School satisfaction was assessed through a validated questionnaire regarding the overall satisfaction with school life experience including interest in learning tasks, attitude to homework, school environment, relationships with teachers and classmates.
Social contact was assessed through a validated questionnaire regarding social relationship, the number of friends and time spend with them.
Well-being was considered as the overall satisfaction with relationships with family members and friends and current life conditions.
Ethical concerns
The protocols of the present study were assessed and approved by the Research and Ethics Council of Isfahan University of Medical Sciences (Project Number: 194049). Written informed consent and verbal consent was obtained from the parents and students, respectively (11).
Statistical analysis
All variables were checked for normality and expressed as means (standard deviation, SD).

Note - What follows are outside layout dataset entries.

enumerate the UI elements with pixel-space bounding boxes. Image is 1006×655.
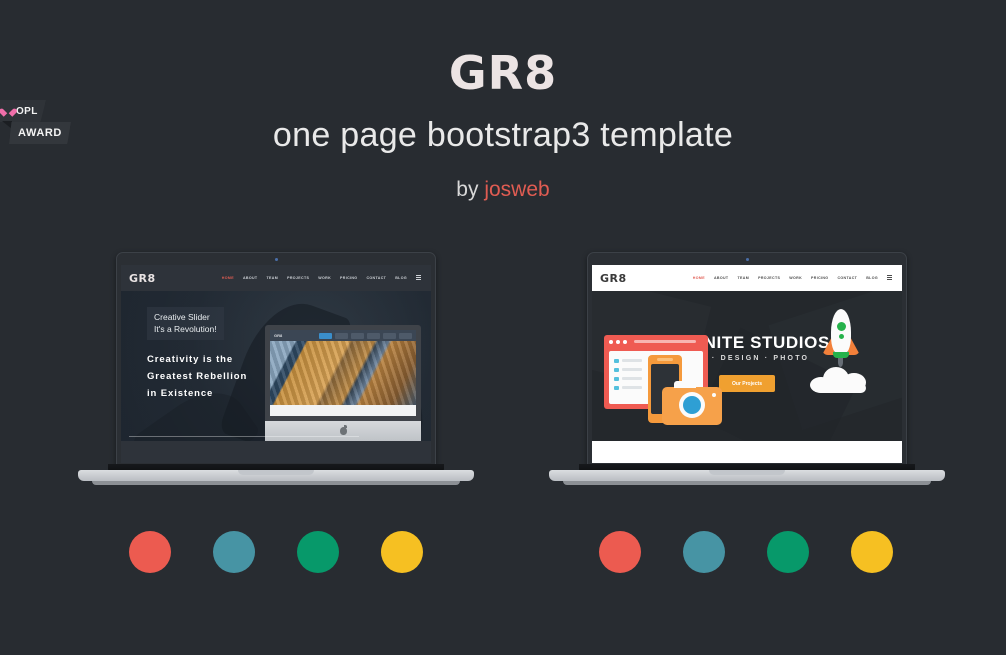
- color-swatch-4[interactable]: [851, 531, 893, 573]
- color-swatch-1[interactable]: [129, 531, 171, 573]
- color-swatch-2[interactable]: [683, 531, 725, 573]
- laptop-mockup-left: GR8 HOMEABOUTTEAMPROJECTSWORKPRICINGCONT…: [78, 252, 474, 488]
- webcam-icon: [746, 258, 749, 261]
- color-swatch-3[interactable]: [767, 531, 809, 573]
- laptop-screen: GR8 HOMEABOUTTEAMPROJECTSWORKPRICINGCONT…: [121, 265, 431, 463]
- camera-lens: [683, 396, 701, 414]
- nav-item-projects[interactable]: PROJECTS: [287, 276, 309, 280]
- nav-item-about[interactable]: ABOUT: [243, 276, 258, 280]
- camera-flash: [712, 393, 716, 397]
- browser-titlebar: [604, 335, 708, 348]
- laptop-notch: [238, 470, 314, 475]
- imac-nav-item: [383, 333, 396, 339]
- rocket-body: [831, 309, 851, 355]
- laptop-foot: [563, 481, 931, 485]
- nav-item-pricing[interactable]: PRICING: [340, 276, 357, 280]
- page-tagline: one page bootstrap3 template: [0, 116, 1006, 155]
- hero-title-line: Greatest Rebellion: [147, 368, 247, 385]
- nav-item-work[interactable]: WORK: [318, 276, 331, 280]
- hero-footer-bar: [121, 441, 431, 463]
- browser-dot: [623, 340, 627, 344]
- imac-nav-item: [367, 333, 380, 339]
- site-nav-items: HOMEABOUTTEAMPROJECTSWORKPRICINGCONTACTB…: [693, 275, 894, 281]
- hero-subtitle-line: It's a Revolution!: [154, 323, 217, 335]
- phone-speaker: [657, 358, 673, 361]
- nav-item-blog[interactable]: BLOG: [866, 276, 878, 280]
- webcam-icon: [275, 258, 278, 261]
- nav-item-contact[interactable]: CONTACT: [366, 276, 386, 280]
- byline-prefix: by: [456, 178, 478, 201]
- hero-title: Creativity is the Greatest Rebellion in …: [147, 351, 247, 402]
- slider-progress-bar[interactable]: [129, 436, 359, 438]
- hero-title-line: Creativity is the: [147, 351, 247, 368]
- browser-dot: [609, 340, 613, 344]
- imac-nav-item: [399, 333, 412, 339]
- site-logo[interactable]: GR8: [600, 272, 627, 285]
- flat-illustration: [604, 335, 726, 425]
- imac-nav-items: [319, 333, 412, 339]
- apple-icon: [340, 427, 347, 435]
- laptop-foot: [92, 481, 460, 485]
- hamburger-icon[interactable]: [887, 275, 892, 281]
- camera-viewfinder: [674, 381, 696, 388]
- hamburger-icon[interactable]: [416, 275, 421, 281]
- nav-item-work[interactable]: WORK: [789, 276, 802, 280]
- color-swatch-4[interactable]: [381, 531, 423, 573]
- imac-nav-item-active: [319, 333, 332, 339]
- byline-author[interactable]: josweb: [484, 178, 549, 201]
- nav-item-about[interactable]: ABOUT: [714, 276, 729, 280]
- site-nav-items: HOMEABOUTTEAMPROJECTSWORKPRICINGCONTACTB…: [222, 275, 423, 281]
- nav-item-contact[interactable]: CONTACT: [837, 276, 857, 280]
- hero-subtitle-line: Creative Slider: [154, 311, 217, 323]
- nav-item-projects[interactable]: PROJECTS: [758, 276, 780, 280]
- rocket-window: [837, 322, 846, 331]
- color-swatch-1[interactable]: [599, 531, 641, 573]
- color-swatch-3[interactable]: [297, 531, 339, 573]
- imac-nav-item: [335, 333, 348, 339]
- imac-photo-staircase: [270, 341, 416, 405]
- imac-screen: GR8: [265, 325, 421, 421]
- nav-item-pricing[interactable]: PRICING: [811, 276, 828, 280]
- laptop-mockup-right: GR8 HOMEABOUTTEAMPROJECTSWORKPRICINGCONT…: [549, 252, 945, 488]
- page-title: GR8: [0, 46, 1006, 100]
- hero-footer-bar: [592, 441, 902, 463]
- rocket-icon: [818, 309, 864, 367]
- laptop-notch: [709, 470, 785, 475]
- hero-section: Creative Slider It's a Revolution! Creat…: [121, 291, 431, 463]
- cloud-icon: [810, 365, 872, 391]
- browser-url-bar: [634, 340, 696, 343]
- nav-item-team[interactable]: TEAM: [737, 276, 749, 280]
- camera-icon: [662, 387, 722, 425]
- poster-canvas: OPL AWARD GR8 one page bootstrap3 templa…: [0, 0, 1006, 655]
- rocket-window-small: [839, 334, 844, 339]
- nav-item-home[interactable]: HOME: [222, 276, 234, 280]
- byline: by josweb: [0, 178, 1006, 202]
- laptop-lid: GR8 HOMEABOUTTEAMPROJECTSWORKPRICINGCONT…: [587, 252, 907, 468]
- hero-subtitle: Creative Slider It's a Revolution!: [147, 307, 224, 340]
- imac-photo-caption-bar: [270, 405, 416, 416]
- our-projects-button[interactable]: Our Projects: [719, 375, 775, 392]
- imac-chin: [265, 421, 421, 441]
- laptop-screen: GR8 HOMEABOUTTEAMPROJECTSWORKPRICINGCONT…: [592, 265, 902, 463]
- color-swatch-2[interactable]: [213, 531, 255, 573]
- nav-item-home[interactable]: HOME: [693, 276, 705, 280]
- imac-mockup: GR8: [265, 325, 421, 459]
- imac-nav-item: [351, 333, 364, 339]
- site-navbar: GR8 HOMEABOUTTEAMPROJECTSWORKPRICINGCONT…: [592, 265, 902, 291]
- color-swatches-right: [599, 531, 893, 573]
- heart-icon: [3, 106, 13, 116]
- site-navbar: GR8 HOMEABOUTTEAMPROJECTSWORKPRICINGCONT…: [121, 265, 431, 291]
- badge-top-label: OPL: [16, 106, 38, 117]
- hero-section: GRANITE STUDIOS WEB · DESIGN · PHOTO Our…: [592, 291, 902, 463]
- hero-title-line: in Existence: [147, 385, 247, 402]
- imac-nav-logo: GR8: [274, 333, 282, 338]
- site-logo[interactable]: GR8: [129, 272, 156, 285]
- color-swatches-left: [129, 531, 423, 573]
- browser-dot: [616, 340, 620, 344]
- imac-navbar: GR8: [270, 330, 416, 341]
- nav-item-blog[interactable]: BLOG: [395, 276, 407, 280]
- laptop-lid: GR8 HOMEABOUTTEAMPROJECTSWORKPRICINGCONT…: [116, 252, 436, 468]
- nav-item-team[interactable]: TEAM: [266, 276, 278, 280]
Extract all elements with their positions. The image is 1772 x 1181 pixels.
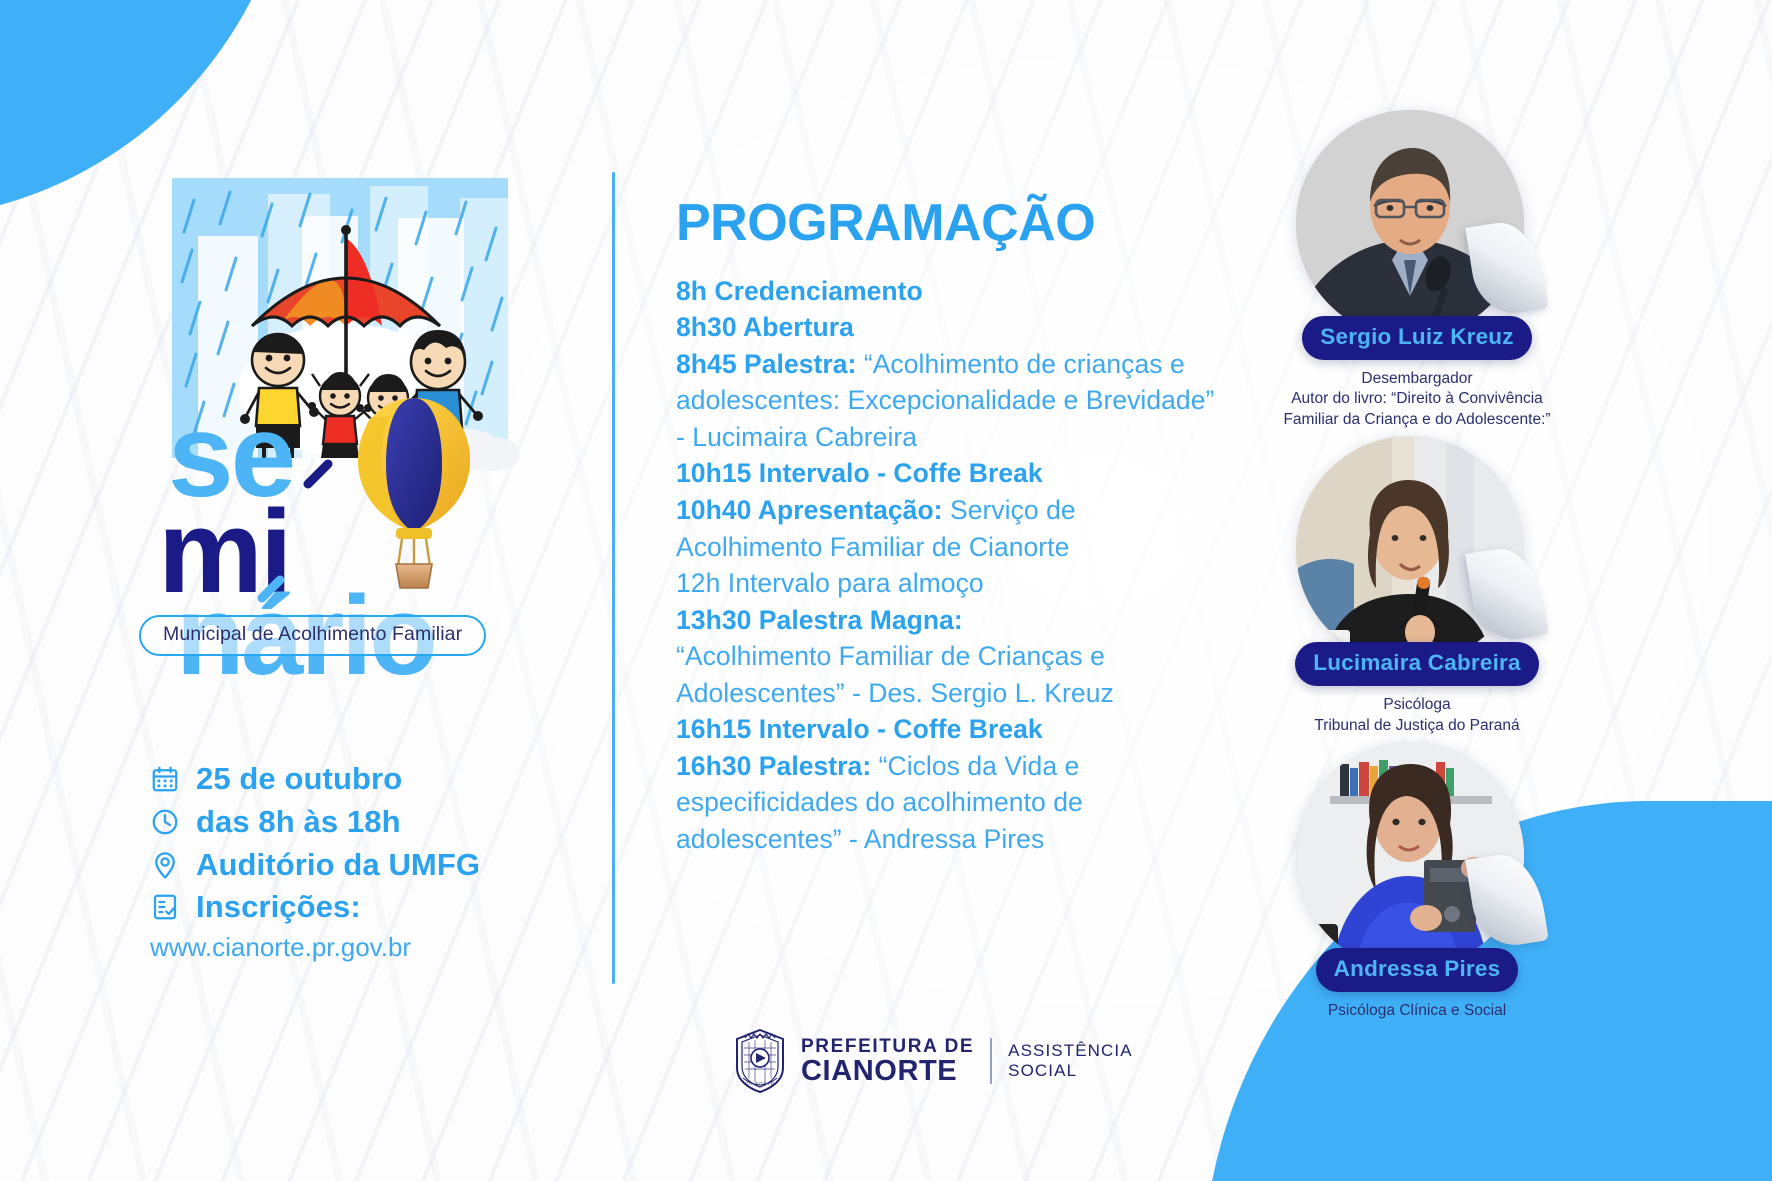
detail-row-date: 25 de outubro [150, 760, 610, 798]
agenda-item-description: “Acolhimento Familiar de Crianças e Adol… [676, 641, 1114, 708]
agenda-item: 16h15 Intervalo - Coffe Break [676, 711, 1216, 748]
speaker-bio-line: Tribunal de Justiça do Paraná [1272, 716, 1562, 736]
agenda-item-time: 16h30 Palestra: [676, 751, 871, 781]
detail-row-registration: Inscrições: [150, 888, 610, 926]
agenda-item-time: 8h Credenciamento [676, 276, 923, 306]
clipboard-check-icon [150, 892, 180, 922]
agenda-item: 16h30 Palestra: “Ciclos da Vida e especi… [676, 748, 1216, 858]
speaker-bio-line: Autor do livro: “Direito à Convivência F… [1272, 389, 1562, 430]
clock-icon [150, 807, 180, 837]
event-details-list: 25 de outubro das 8h às 18h Auditório da… [150, 760, 610, 963]
department-block: ASSISTÊNCIA SOCIAL [1008, 1041, 1133, 1081]
agenda-item: 8h Credenciamento [676, 273, 1216, 310]
calendar-icon [150, 764, 180, 794]
agenda-item-time: 10h15 Intervalo - Coffe Break [676, 458, 1043, 488]
prefeitura-block: PREFEITURA DE CIANORTE [801, 1037, 974, 1086]
speaker-photo-wrapper [1296, 110, 1538, 338]
detail-registration-label: Inscrições: [196, 888, 361, 926]
agenda-item: 12h Intervalo para almoço [676, 565, 1216, 602]
speaker-photo-wrapper [1296, 436, 1538, 664]
agenda-item-time: 8h30 Abertura [676, 312, 854, 342]
agenda-item: 10h15 Intervalo - Coffe Break [676, 455, 1216, 492]
agenda-item: “Acolhimento Familiar de Crianças e Adol… [676, 638, 1216, 711]
agenda-item-time: 13h30 Palestra Magna: [676, 605, 963, 635]
detail-venue-text: Auditório da UMFG [196, 846, 480, 884]
speaker-photo-wrapper [1296, 742, 1538, 970]
event-subtitle-pill: Municipal de Acolhimento Familiar [139, 615, 486, 656]
prefeitura-line2: CIANORTE [801, 1057, 974, 1086]
left-column: se mi nário [0, 0, 612, 1181]
speaker-card: Lucimaira CabreiraPsicólogaTribunal de J… [1272, 436, 1562, 736]
speaker-bio-line: Desembargador [1272, 369, 1562, 389]
map-pin-icon [150, 850, 180, 880]
agenda-item-time: 8h45 Palestra: [676, 349, 856, 379]
vertical-divider [612, 172, 615, 984]
program-title: PROGRAMAÇÃO [676, 196, 1216, 251]
detail-time-text: das 8h às 18h [196, 803, 401, 841]
speakers-column: Sergio Luiz KreuzDesembargadorAutor do l… [1272, 110, 1562, 1028]
speaker-bio: PsicólogaTribunal de Justiça do Paraná [1272, 695, 1562, 736]
speaker-name-badge: Sergio Luiz Kreuz [1302, 316, 1531, 360]
detail-row-venue: Auditório da UMFG [150, 846, 610, 884]
department-line1: ASSISTÊNCIA [1008, 1041, 1133, 1061]
speaker-bio: Psicóloga Clínica e Social [1272, 1001, 1562, 1021]
footer-text-group: PREFEITURA DE CIANORTE ASSISTÊNCIA SOCIA… [801, 1037, 1133, 1086]
detail-date-text: 25 de outubro [196, 760, 402, 798]
speaker-card: Andressa PiresPsicóloga Clínica e Social [1272, 742, 1562, 1021]
agenda-item-description: 12h Intervalo para almoço [676, 568, 984, 598]
footer-branding: CIANORTE PREFEITURA DE CIANORTE ASSISTÊN… [733, 1028, 1133, 1094]
program-agenda-list: 8h Credenciamento8h30 Abertura8h45 Pales… [676, 273, 1216, 858]
speaker-bio-line: Psicóloga [1272, 695, 1562, 715]
speaker-name-badge: Andressa Pires [1316, 948, 1519, 992]
speaker-bio-line: Psicóloga Clínica e Social [1272, 1001, 1562, 1021]
department-line2: SOCIAL [1008, 1061, 1133, 1081]
agenda-item: 8h30 Abertura [676, 309, 1216, 346]
prefeitura-line1: PREFEITURA DE [801, 1037, 974, 1056]
speaker-name-badge: Lucimaira Cabreira [1295, 642, 1538, 686]
detail-row-time: das 8h às 18h [150, 803, 610, 841]
coat-of-arms-icon: CIANORTE [733, 1028, 787, 1094]
speaker-bio: DesembargadorAutor do livro: “Direito à … [1272, 369, 1562, 430]
svg-text:CIANORTE: CIANORTE [745, 1081, 775, 1086]
agenda-item-time: 16h15 Intervalo - Coffe Break [676, 714, 1043, 744]
speaker-card: Sergio Luiz KreuzDesembargadorAutor do l… [1272, 110, 1562, 430]
agenda-item: 13h30 Palestra Magna: [676, 602, 1216, 639]
footer-divider [990, 1038, 992, 1084]
agenda-item: 8h45 Palestra: “Acolhimento de crianças … [676, 346, 1216, 456]
agenda-item-time: 10h40 Apresentação: [676, 495, 943, 525]
agenda-item: 10h40 Apresentação: Serviço de Acolhimen… [676, 492, 1216, 565]
program-column: PROGRAMAÇÃO 8h Credenciamento8h30 Abertu… [676, 196, 1216, 858]
registration-website-url[interactable]: www.cianorte.pr.gov.br [150, 932, 610, 963]
event-poster: se mi nário [0, 0, 1772, 1181]
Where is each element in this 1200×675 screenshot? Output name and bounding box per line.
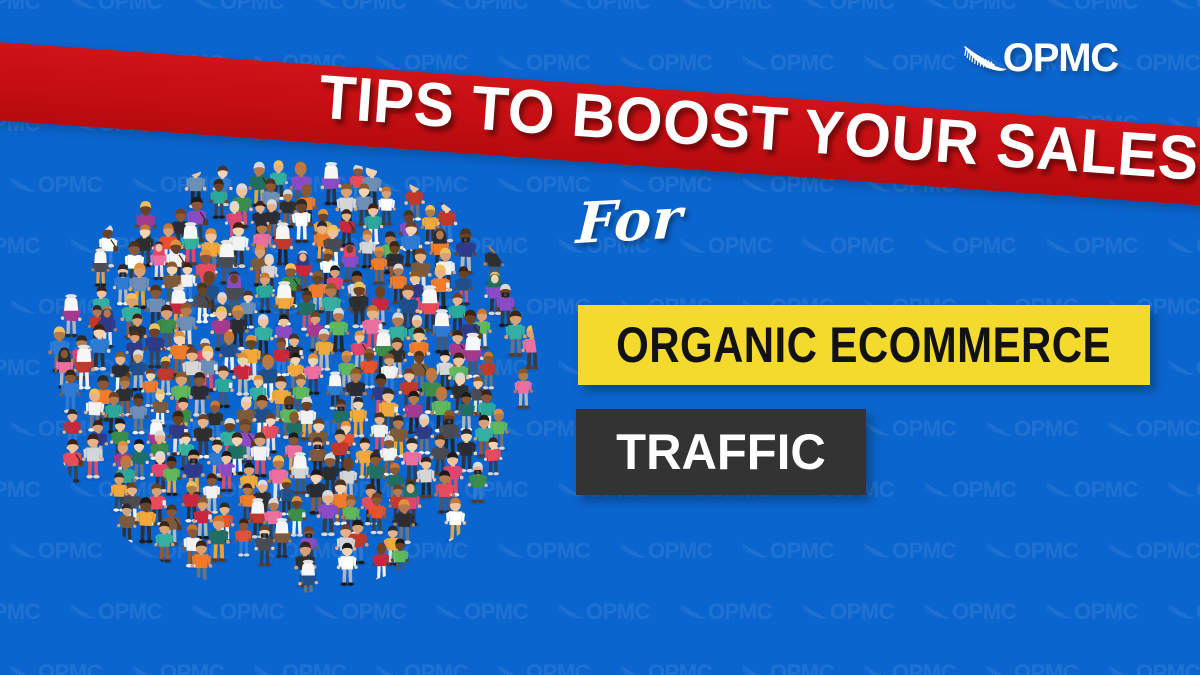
watermark-tile: OPMC [620,52,742,74]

Student’s two-tailed t test was used to compare the mean differences of characteristics between boys and girls. Pearson correlation was applied to examine the relationships between the study variables and to implement the subsequent structural modeling. Path analysis was applied to examine the causal framework. Path analysis includes causal modeling, analysis of covariance structures, and latent variable models. This model is a generalization of multivariate multiple regression that allows one to estimate the strength and sign of direction and indirection association for complicated causal schemes with multiple dependent and independent variables (16,17). Path standardized coefficients (β) as the effect sizes of associations were calculated. Goodness of fit (GOF) indices (e.g. The Root Mean Square Error of Approximation (RMSEA), the goodness of fit index (GFI), the adjusted GFI) were applied for assessing of fitness of the model (18). All of the statistical analysis was performed using IBM, AMOS and STATA 11.0 (STATA Corp, College Station, TX). P-value less than 0.05 was considered as statistically significant.